Mucho ha experimentado esta boca mía con el correr de los años, y sin embargo, la reconozco incólume en el espejo cuando de vez en cuando me tomo el tiempo y la curiosidad de observarme y comprobar con calma conforme la intransigencia de las leyes naturales. Mi boca, de todos los rasgos de mi cara, persiste en su factura de entonces: ni más ni menos fláccida, ni más ni menos dibujada en labios casi invisibles, de comisuras borrosa. Malamente imita la sonrisa, la leve contracción de la ironía; incompetente para la risa estentórea de fauces abiertas de par en par, su línea preferida es el rictus ni triste ni desilusionado, ni bobo, ni aburrido, ni curioso, ni hastiado, sino apenas signo de algo que no podría nombrarse aunque se hojeara interminablemente diccionarios de actitudes humanas, sus designaciones y sinónimos tentativos. Cuando no reposa en tal ambiguo estado hártase la boca de lo que más a su gusto la llena: la voz, la modulada voz vuelta palabra, lengua, lenguas diversas, código, mensaje, las preguntas.

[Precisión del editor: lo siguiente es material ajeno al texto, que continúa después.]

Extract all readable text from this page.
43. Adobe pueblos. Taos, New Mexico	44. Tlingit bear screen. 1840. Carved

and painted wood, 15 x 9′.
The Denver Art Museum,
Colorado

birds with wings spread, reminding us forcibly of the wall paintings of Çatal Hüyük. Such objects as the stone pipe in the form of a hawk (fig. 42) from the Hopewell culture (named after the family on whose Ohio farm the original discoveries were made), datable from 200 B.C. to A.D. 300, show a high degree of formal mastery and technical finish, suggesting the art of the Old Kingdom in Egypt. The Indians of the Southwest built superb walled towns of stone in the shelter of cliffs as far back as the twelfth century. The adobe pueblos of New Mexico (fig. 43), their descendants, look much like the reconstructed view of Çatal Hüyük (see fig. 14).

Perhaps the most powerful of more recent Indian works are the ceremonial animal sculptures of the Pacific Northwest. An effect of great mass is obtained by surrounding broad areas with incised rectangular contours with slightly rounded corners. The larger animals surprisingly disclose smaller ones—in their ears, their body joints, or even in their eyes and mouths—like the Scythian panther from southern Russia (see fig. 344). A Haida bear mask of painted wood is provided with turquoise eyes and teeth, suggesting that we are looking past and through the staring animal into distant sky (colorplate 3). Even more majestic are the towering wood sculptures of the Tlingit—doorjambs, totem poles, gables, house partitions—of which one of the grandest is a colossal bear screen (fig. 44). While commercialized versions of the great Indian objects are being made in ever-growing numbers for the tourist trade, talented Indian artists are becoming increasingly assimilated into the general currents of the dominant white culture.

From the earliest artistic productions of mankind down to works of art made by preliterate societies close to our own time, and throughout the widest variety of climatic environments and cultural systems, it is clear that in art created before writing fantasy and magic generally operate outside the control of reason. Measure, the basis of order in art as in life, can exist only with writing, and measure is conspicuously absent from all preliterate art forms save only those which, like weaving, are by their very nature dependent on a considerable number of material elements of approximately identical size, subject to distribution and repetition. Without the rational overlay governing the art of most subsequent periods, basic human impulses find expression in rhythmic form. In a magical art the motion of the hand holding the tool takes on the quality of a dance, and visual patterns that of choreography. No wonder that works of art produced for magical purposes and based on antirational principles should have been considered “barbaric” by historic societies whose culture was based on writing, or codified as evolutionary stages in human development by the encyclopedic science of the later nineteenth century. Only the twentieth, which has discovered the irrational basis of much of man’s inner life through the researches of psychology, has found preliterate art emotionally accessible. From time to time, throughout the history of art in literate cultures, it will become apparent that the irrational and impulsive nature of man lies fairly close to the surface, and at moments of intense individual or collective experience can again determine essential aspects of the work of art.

Fruición inigualada de la charla que tuvo su punto inicial en el preciso instante, muy anterior al tiempo de los martes redactores cuando, aupado en el regazo filoso de una viejita que debió ser el hada madrina de la prole familiar, ya que no encontraba otra rama del árbol en qué inscribirse, comprobé tras prolongada observación que la translúcida gota pendiente de la punta de la nariz nada tenía que ver, en lo esencial, con sus aretes de perlas submarinas. Ella recordaba con veracidad que me hizo real la historia, la facha y voz del héroe ya largo tiempo consagrado al bronce, los discursos, los desfiles, las anécdotas patrióticas a niños apenas entendidos en la vaga frontera del sueño y la noche en vela. Perfecta la gota le colgaba como siempre de la punta filuda y sin arrugas de su nariz victoriana versada en versos de salón, suspiros y desdenes de otro siglo. Y esta vez, antes de que el pañuelito de Holanda, que para mí solía repulir el brillo de la perlita iridiscente, llegara a tocarla, se desprendió, como gotera de ramita al rocío o de pico de tetera, y se empapó, despareciendo, en el chal que medio nos confundía en el sillón de orejas.
Visto aquello no pude callar e inauguré lo que sería un largo suplicio de preguntas que no ha cesado del todo todavía, matizado hoy por las divagaciones y el recitar a voz en cuello por mor de calistenia oral. Hasta entonces mi boca sólo había ejercido el burdo y sabroso oficio de engullir y sus variedades de succión y mordiscos, con el agregado irreverente del llanto, el grito y el berrido. Al oírme hablar con tan inesperada y espontánea impertinencia el hada madrina descuidó la causa de mi discurso y se ensañó al instante en la tarea de convertirme en políglota consumado. Al cabo de los años no logro todavía decidirme a agradecer tal tozudez pedagógica o a condenar la ingenua prontitud de la maestra.
Tomado de su mano recorrí los caminos bellísimos del francés, los parterres laberínticos de un alemán pulido hasta el brillante extremo de su propia luz, terrazas de un inglés de invernaderos y prados de un color sin nombre; del italiano apenas si supimos trabalenguas por el simple placer de ejercitarse en el arte de burbujas, tan a mano cuando se trata de eructar con disimulo. No fuimos ajenos a los paraísos arcádicos y las aguas vinosas del latín y el griego.
Otras excursiones las emprendí por mi cuenta y riesgo, aunque no del todo consciente de qué rumbos de aventura o descuido tomaba mi avidez de voces. Las más de aquéllas escapadas consistieron en entrometerme en repostero y cocina a dialogar con cuanta persona allí se portaba: cocinera sabia en los matices del hablar criollo que casi toca en forastero; empleadas y niñeras demasiado niñas para impostar el tono y, por lo mismo, auténticas fuentes de un decir en pleno nacimiento y ya mostrenco en parte, auténtico en su loca incertidumbre; jardinero, encerador, repartidores de carne, pan, abarrotes; lechero, colchonero, hermano de la niña, niño de los mandados, sobrinas de la otra, chofer de ña Laurita, hijo del Pepe, actores de la radio. Uno que otro mendigo que pasaba al raspa ollas y el vinito fino que quedaba al fondo de las copas del señorío. Cada uno y todos decían su decir, hablaban con su hablar de más allá, de más acá, de no tan lejos, de un ayer anterior a la memoria y de un casi mañana.